この偉大な先生達を殺すくらいなら、この世界で施し物を食べて生きる方がましだ。もし彼らを殺すなら、これから私が体験する安全や喜びは血に染まったものとなるだろう。

私達が彼らを滅ぼす方がよいのか、彼らが私達を滅ぼす方がよいのか、どちらがよいのか、もう分からないんだ。敵として目の前に立っているドゥリタラーシュトラの息子達を殺してまで生きていたくはない。

私は自分自身の義務に混乱し、弱い心に圧倒されています。私にとってどちらが良いのかあなたに聞きたいのです。どうか教えてください。私はあなたのシッシャ(生徒)です。あなたに救いを求めている私にどうか教えをください。
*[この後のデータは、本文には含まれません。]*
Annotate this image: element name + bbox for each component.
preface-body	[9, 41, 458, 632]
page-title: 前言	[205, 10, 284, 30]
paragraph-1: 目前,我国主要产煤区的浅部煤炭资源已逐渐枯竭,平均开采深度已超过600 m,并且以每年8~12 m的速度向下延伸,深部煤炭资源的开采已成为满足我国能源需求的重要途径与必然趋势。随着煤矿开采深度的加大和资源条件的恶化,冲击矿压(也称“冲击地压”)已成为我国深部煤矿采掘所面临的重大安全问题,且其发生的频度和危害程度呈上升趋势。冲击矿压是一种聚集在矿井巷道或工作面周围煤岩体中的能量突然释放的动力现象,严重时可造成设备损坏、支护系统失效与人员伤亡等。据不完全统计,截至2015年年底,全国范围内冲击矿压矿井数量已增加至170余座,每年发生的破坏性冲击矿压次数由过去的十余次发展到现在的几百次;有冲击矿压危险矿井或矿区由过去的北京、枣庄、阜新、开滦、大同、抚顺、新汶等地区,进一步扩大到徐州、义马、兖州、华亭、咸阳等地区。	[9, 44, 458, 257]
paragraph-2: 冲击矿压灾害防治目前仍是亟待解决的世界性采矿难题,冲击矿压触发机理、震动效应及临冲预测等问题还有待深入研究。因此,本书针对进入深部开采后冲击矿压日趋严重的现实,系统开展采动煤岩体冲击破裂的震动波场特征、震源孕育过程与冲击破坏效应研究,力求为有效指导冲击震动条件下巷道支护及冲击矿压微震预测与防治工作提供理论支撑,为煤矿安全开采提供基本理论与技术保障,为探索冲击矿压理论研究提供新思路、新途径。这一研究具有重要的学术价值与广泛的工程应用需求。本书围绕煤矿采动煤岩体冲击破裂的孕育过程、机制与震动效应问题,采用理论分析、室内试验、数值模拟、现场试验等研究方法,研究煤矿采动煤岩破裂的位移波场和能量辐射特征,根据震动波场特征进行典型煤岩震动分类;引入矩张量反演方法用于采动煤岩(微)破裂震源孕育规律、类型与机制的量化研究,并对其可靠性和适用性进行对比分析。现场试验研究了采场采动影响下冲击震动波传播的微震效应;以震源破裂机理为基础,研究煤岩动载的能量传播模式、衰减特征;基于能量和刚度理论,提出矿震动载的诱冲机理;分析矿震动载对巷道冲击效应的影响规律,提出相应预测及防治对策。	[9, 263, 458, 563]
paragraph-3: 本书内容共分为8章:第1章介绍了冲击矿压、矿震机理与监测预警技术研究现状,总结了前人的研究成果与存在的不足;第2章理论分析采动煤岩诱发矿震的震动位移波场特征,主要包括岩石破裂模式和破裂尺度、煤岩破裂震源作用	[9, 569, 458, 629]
たとえライバルのいないほど繁栄した王国を手に入れようとも、天界の統括者となろうとも、この悲しみ、私の感覚を乾かしてしまうほどの悲しみを取り除いてはくれるものはありません」

サンジャヤは言った。
「敵を焼き払う者グダーケーシャ(アルジュナ)は、このようにフリシーケーシャ(クリシュナ)に話し、『私は、戦いません』とゴーヴィンダ(クリシュナ)に言って沈黙しました。

おお、バーラタの子孫(ドゥリタラーシュトラ)よ。両軍の真ん中で座り込んでしまった彼に向かって、フリシーケーシャ(クリシュナ)はまるで微笑みかけるかのようにこのような言葉をかけました」

シュリーバガヴァーン(クリシュナ)は言った。
「あなたは悲しまれるべきでないものを悲しんでいる。知恵に満ちた言葉を話しているようだが。知識を得た者というのは生きている者にも、死んだ者にも悲しまない。